The authors of the original VISA-A questionnaire emphasize that it "is not a diagnostic tool" nor does it play a role in decision making for Achilles tendon surgery [8] and this statement is true also for the respective translations including the VISA-A-G questionnaire. Specific local pathologies (different foot and ankle disorders), central or peripheral sciatic nerve lesions have to been ruled out as differential diagnoses before administering one of the VISA-A questionnaires.

Included pathologies are different from previous work on this topic.
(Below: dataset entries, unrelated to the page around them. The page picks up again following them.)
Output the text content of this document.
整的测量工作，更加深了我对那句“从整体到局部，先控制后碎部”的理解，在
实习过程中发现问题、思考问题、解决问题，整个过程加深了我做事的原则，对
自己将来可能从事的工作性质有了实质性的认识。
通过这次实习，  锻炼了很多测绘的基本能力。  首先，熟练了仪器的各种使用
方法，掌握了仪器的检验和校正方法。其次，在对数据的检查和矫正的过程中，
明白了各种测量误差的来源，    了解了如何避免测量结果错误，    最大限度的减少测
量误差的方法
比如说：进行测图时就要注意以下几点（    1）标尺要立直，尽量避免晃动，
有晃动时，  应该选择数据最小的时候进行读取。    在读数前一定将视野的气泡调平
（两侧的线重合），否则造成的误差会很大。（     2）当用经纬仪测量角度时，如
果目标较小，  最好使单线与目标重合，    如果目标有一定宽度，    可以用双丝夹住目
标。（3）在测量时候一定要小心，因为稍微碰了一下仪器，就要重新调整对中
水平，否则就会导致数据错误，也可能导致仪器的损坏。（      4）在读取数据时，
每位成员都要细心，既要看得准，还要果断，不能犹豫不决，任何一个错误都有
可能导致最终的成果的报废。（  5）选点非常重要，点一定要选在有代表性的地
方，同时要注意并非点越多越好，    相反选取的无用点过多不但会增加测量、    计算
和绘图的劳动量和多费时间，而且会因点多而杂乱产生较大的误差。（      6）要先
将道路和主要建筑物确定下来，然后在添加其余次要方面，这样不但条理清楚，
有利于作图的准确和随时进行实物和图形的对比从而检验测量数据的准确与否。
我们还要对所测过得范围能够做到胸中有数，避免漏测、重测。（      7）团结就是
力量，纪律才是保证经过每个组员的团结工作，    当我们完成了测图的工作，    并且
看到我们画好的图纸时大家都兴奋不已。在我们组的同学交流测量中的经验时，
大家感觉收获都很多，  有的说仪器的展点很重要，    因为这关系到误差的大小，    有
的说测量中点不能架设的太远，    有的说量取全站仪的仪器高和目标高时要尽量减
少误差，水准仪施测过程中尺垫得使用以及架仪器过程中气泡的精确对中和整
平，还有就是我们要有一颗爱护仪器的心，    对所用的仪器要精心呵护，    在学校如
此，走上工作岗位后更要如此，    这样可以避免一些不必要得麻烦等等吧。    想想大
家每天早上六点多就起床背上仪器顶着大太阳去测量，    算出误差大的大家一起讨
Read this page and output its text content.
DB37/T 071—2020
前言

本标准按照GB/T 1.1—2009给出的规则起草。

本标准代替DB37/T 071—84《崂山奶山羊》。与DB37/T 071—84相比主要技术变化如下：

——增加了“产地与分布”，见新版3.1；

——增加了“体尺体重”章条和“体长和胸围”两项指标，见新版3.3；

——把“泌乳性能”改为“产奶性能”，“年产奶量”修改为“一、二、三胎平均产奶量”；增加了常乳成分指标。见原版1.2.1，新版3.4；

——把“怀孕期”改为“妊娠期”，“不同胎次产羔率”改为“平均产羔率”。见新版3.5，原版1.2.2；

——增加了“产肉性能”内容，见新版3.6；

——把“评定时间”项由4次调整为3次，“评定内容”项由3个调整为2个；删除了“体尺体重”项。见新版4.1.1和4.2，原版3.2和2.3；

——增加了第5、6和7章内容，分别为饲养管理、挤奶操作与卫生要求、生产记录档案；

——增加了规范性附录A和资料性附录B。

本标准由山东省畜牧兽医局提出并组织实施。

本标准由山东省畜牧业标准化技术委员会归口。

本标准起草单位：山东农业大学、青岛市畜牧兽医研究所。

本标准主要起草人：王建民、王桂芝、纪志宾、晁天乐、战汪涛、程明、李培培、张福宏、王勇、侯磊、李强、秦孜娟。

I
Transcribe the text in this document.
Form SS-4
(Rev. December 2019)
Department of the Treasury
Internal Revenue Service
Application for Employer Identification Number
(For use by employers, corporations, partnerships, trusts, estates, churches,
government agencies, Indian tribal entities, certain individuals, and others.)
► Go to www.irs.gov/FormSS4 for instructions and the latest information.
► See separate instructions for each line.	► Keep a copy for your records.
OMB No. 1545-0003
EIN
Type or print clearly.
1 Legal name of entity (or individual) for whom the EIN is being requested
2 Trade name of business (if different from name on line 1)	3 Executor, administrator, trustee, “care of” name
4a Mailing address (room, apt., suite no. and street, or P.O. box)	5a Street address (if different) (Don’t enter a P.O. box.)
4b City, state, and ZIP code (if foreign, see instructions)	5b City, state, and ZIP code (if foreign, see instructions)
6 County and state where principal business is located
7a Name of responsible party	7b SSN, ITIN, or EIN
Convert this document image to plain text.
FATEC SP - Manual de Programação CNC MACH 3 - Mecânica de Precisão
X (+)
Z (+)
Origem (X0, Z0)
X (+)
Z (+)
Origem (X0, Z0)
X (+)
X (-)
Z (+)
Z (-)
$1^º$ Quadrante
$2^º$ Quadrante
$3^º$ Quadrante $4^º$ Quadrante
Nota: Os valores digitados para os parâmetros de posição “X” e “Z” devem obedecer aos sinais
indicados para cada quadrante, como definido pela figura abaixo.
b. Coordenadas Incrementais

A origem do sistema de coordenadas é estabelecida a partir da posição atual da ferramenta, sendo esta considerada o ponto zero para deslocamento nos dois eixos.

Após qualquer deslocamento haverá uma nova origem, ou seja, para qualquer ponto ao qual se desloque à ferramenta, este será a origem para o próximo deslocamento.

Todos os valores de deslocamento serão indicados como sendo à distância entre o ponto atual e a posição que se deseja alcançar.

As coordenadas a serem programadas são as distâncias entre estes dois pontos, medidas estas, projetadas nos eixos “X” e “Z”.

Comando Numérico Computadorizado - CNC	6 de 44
Contrasting to the original VISA-A publication and to its Swedish translation [8, 9] but according to the Italian translation [12] patients suffering from Haglund's disease and insertional tendinopathy were excluded. We believe that these are completely separate pathoanatomic entities [22] and its inclusion possibly may bias the results. Therefore the data presented for the validation and reliability testing of the VISA-A-G questionnaire are valid only for Achilles tendinopathy. A separate validation procedure is recommended for Haglund's disease and insertional Achilles tendinopathy patients. Also different from the original VISA-A publication [8] and from the Swedish translation [9] we excluded patients with bilateral Achilles tendon symptoms from participating in the study as this could possibly confound the answering behaviour.

The VISA-A questionnaire is a universally accepted instrument. In a Medline search 23 publications were found entering "VISA-A" in the "all fields" category. Of these eight were randomized and controlled trials and used the VISA-A questionnaire (n = 6) or the VISA-A-S (Swedish version) questionnaire (n = 2). There were two cross-cultural VISA-A adaptations [9, 12]. Analyzing the methodological details, however, five of the randomized controlled investigations were performed (at least in part) in not English speaking countries and VISA-A questionnaires which are not cross-culturally adapted were used [10, 11, 1315]. Even when published in high ranked and reviewed journals the results obtained from these studies are likely biased "as translation does not automatically provide a valid measure of another culture's health" [17]. The VISA-A score is developing to be the gold standard to determine the clinical severity of painful Achilles tendon lesions. Further cross-cultural adapted and validated versions of the VISA-A questionnaire are needed especially when international study groups from different language speaking countries cooperate and compare their results.

The present study explores data on concurrent validity testing of the VISA-A-G questionnaire and compares the results in groups of university students, uninjured joggers, conservatively treated, and preoperative patients with the published results from the original publication (VISA-A). Responsiveness including the minimal detectable change and the minimal clinically important difference have to be evaluated in future investigations.


The VISA-A questionnaire was successfully cross-cultural adapted and validated for use in German speaking populations. The psychometric properties of the VISA-A-G questionnaire are similar to those of the original English and the Swedish version. It therefore can be recommended as a sufficiently robust tool for future measuring clinical severity of Achilles tendinopathy in German speaking patients.